Auteur / Autrice : | Mathieu Ramona |
Direction : | Gaël Richard, Bertrand David |
Type : | Thèse de doctorat |
Discipline(s) : | Signal et images |
Date : | Soutenance en 2010 |
Etablissement(s) : | Paris, Télécom ParisTech |
Mots clés
Résumé
We present here a system for speech/music audio classification, that relies on the excellent statistical properties of Support Vector Machines. This problems raises three questions : how can the SVM, by essence discriminative, be used effeciently on a problem involving more than two classes, how can an audio signal be characterized in a relevant way, and how can the temporel issue be adressed ? We propose a hybrid system for multi-class classification, based on a combination of One-vs-One and dendogram-based approaches, and allowing the estimation of posterior probabilities. The latter are used for the application of post-processing methods that take into account the neighboring frames' inter-dependancies. We thus propose a classification scheme based on the application of Hidden Markov Models on the posterior probabilities, along with an approach based on change detection between segments with "homogeneous" acoustic content.

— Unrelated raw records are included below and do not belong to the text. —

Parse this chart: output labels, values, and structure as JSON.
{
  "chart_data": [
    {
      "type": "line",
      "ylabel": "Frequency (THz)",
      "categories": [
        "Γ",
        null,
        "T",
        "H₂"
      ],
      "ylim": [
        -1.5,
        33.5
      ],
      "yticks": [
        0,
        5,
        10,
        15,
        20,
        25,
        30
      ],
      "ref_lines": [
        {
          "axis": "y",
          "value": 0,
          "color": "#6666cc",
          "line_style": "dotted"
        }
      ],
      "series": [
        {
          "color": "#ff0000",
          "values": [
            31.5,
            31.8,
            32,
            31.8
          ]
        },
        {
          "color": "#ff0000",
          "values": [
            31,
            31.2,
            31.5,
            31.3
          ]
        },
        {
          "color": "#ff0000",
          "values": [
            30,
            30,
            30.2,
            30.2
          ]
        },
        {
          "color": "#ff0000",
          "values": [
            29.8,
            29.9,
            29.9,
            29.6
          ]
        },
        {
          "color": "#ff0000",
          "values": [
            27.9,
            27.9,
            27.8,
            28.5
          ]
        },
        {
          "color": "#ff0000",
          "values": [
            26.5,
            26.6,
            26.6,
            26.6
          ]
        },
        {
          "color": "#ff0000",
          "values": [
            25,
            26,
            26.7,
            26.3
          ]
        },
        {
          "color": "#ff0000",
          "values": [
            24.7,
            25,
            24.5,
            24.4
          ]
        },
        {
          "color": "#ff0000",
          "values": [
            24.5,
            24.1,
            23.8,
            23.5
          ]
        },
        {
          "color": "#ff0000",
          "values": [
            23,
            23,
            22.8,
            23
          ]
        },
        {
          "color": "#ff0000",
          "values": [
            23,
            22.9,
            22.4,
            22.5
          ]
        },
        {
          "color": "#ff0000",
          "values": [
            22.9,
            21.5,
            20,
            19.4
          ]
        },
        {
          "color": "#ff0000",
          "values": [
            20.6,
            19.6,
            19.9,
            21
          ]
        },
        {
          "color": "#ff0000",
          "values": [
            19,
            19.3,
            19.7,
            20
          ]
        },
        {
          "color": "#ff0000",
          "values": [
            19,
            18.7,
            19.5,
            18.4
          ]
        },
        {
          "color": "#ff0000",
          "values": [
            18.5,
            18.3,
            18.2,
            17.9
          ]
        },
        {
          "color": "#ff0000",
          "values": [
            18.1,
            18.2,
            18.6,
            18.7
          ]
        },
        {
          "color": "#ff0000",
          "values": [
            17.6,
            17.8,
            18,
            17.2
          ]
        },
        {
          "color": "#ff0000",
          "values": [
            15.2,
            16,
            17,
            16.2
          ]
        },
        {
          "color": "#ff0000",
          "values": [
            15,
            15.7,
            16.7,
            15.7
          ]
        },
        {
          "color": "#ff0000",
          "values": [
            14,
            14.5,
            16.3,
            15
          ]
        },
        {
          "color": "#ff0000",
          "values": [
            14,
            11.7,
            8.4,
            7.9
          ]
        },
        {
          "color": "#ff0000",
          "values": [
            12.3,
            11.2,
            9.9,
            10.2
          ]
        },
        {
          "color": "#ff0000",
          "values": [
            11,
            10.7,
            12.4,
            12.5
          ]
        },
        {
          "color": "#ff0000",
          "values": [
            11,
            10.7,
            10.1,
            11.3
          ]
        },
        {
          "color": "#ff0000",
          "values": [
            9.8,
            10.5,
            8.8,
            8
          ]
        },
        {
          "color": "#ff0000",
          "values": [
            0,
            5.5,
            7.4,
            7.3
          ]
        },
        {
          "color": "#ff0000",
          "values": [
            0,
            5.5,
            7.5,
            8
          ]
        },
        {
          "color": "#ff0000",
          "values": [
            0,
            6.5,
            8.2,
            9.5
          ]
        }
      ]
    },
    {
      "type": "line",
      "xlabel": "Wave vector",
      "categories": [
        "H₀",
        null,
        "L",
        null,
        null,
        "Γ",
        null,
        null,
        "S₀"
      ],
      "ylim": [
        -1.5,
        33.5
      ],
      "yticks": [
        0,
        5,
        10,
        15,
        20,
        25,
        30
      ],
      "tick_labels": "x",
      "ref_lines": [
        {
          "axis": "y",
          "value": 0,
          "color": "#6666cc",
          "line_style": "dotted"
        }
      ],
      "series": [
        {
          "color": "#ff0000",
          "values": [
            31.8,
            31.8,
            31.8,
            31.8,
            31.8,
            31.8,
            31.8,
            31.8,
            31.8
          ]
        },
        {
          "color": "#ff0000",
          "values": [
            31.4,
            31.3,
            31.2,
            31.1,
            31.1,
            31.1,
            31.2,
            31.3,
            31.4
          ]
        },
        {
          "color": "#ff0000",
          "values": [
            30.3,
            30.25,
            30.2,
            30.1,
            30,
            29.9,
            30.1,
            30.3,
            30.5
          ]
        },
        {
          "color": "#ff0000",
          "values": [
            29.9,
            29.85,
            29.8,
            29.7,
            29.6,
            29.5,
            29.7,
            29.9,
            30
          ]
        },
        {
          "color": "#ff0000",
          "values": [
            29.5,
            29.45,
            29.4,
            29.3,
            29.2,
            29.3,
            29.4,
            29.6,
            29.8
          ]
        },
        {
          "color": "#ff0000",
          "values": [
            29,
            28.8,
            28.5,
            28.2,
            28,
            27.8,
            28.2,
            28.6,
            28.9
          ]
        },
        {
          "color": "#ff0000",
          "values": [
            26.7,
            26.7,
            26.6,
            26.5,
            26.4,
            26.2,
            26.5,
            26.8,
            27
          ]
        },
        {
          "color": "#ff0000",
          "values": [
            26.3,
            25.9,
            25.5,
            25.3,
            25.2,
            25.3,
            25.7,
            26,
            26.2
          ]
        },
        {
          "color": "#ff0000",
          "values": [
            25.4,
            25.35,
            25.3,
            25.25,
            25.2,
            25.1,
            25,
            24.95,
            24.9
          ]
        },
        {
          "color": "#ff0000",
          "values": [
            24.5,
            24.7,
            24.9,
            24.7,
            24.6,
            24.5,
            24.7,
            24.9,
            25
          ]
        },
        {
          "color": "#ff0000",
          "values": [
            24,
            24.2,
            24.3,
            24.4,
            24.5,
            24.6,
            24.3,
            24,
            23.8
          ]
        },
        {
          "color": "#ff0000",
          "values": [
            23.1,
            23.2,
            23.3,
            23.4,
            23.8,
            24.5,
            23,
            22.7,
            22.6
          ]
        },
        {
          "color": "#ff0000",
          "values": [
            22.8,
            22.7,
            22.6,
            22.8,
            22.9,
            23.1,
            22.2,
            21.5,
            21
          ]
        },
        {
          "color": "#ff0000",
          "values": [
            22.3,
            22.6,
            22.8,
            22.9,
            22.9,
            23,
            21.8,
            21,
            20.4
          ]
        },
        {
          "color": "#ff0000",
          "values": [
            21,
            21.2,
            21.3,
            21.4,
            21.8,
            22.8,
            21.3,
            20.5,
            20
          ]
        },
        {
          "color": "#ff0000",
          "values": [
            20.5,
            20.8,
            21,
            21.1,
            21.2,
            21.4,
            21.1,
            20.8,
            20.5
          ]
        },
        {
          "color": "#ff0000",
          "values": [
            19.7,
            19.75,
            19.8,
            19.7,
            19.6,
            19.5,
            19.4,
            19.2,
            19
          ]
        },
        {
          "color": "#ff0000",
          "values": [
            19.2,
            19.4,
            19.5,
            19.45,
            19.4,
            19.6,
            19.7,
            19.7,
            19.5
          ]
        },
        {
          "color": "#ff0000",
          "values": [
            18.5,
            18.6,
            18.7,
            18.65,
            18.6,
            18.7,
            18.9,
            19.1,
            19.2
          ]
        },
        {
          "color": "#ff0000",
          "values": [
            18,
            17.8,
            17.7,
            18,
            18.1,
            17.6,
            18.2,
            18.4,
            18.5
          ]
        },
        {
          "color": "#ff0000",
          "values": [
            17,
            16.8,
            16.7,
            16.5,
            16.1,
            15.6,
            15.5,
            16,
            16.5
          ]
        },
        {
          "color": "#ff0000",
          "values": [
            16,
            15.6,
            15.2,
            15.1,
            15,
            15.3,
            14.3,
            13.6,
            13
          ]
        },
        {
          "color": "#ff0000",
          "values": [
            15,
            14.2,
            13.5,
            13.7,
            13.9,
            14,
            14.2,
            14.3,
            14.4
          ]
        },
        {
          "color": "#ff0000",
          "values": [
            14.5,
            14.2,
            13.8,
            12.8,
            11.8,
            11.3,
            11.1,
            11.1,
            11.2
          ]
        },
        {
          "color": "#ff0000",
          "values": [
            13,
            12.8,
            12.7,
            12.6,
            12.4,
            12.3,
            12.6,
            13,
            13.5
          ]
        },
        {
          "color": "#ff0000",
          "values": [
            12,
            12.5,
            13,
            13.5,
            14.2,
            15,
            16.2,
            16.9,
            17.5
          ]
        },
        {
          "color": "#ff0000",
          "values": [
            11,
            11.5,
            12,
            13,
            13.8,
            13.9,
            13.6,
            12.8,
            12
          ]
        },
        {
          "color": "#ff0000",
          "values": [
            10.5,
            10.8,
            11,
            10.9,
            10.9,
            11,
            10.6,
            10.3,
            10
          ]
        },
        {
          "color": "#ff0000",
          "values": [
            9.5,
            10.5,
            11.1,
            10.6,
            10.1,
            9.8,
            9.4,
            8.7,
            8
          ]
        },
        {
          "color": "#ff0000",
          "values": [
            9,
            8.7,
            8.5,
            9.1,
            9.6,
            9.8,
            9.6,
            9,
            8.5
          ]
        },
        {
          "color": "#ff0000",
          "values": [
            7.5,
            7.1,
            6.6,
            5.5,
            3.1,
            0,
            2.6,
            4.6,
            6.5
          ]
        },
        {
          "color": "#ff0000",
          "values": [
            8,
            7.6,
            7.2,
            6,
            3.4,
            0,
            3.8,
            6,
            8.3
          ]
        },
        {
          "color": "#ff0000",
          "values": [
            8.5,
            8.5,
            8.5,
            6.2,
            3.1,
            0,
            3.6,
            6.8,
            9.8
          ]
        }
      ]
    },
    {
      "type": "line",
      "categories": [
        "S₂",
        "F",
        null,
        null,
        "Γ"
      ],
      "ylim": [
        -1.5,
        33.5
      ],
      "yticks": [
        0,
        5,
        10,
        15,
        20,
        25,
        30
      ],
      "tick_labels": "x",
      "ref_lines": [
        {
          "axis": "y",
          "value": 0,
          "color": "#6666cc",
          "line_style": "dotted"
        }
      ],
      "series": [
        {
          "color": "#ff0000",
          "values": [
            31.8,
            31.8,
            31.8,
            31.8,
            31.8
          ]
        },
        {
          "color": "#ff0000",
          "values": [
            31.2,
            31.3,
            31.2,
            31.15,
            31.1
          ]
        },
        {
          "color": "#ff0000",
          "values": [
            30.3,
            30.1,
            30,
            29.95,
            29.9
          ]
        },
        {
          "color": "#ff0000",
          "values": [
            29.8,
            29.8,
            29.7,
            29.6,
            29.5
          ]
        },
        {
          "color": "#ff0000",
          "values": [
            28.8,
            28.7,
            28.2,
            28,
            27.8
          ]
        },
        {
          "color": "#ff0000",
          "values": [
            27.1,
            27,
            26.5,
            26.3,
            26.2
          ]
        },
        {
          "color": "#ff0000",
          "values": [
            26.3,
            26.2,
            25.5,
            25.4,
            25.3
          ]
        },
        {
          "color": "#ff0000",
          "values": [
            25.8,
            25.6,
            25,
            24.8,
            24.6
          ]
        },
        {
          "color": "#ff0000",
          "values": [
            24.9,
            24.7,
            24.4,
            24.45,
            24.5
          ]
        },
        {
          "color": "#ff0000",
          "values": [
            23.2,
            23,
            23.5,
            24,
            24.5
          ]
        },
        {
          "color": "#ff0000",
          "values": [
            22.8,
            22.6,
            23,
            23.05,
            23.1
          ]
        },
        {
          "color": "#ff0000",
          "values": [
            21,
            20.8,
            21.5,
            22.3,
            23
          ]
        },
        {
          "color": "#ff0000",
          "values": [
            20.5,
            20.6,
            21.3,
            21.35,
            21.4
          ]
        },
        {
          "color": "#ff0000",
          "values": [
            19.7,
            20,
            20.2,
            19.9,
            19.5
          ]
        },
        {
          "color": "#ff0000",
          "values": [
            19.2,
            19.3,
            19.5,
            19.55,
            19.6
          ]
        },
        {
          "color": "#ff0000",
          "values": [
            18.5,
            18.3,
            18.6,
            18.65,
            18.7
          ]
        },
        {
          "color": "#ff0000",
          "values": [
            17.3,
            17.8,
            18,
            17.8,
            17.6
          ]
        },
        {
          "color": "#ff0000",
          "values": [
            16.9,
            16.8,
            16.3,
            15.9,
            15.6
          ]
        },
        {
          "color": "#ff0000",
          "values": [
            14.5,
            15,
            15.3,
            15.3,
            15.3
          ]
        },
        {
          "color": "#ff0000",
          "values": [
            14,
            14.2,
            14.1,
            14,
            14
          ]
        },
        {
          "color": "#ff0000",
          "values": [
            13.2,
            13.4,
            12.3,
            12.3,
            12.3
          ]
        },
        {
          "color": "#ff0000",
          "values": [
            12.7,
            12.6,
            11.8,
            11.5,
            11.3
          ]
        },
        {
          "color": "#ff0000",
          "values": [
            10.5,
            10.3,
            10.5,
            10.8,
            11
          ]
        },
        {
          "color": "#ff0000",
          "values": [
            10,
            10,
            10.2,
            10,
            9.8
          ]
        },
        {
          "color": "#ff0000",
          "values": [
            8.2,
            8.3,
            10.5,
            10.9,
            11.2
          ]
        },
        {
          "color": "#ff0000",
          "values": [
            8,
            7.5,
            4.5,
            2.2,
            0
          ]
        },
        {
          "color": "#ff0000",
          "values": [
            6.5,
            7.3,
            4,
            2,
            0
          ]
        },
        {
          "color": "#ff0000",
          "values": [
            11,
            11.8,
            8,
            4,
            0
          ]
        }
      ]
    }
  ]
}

Concerning the audio signal characterization, since it involves a great amount of audio descriptors, we propose new algorithms for feature selection, based on the recent Kernel Alignement criterion. This criterion is also used for the kernel selection step in the classification process. The proposed algorithms are compared to the state-of-the-art, and constitute a relevant alternative in terms of computational cost and storage. The system built from these contributions has been used for a participation to the ESTER 2 evaluation campaign, that we present, along with our results.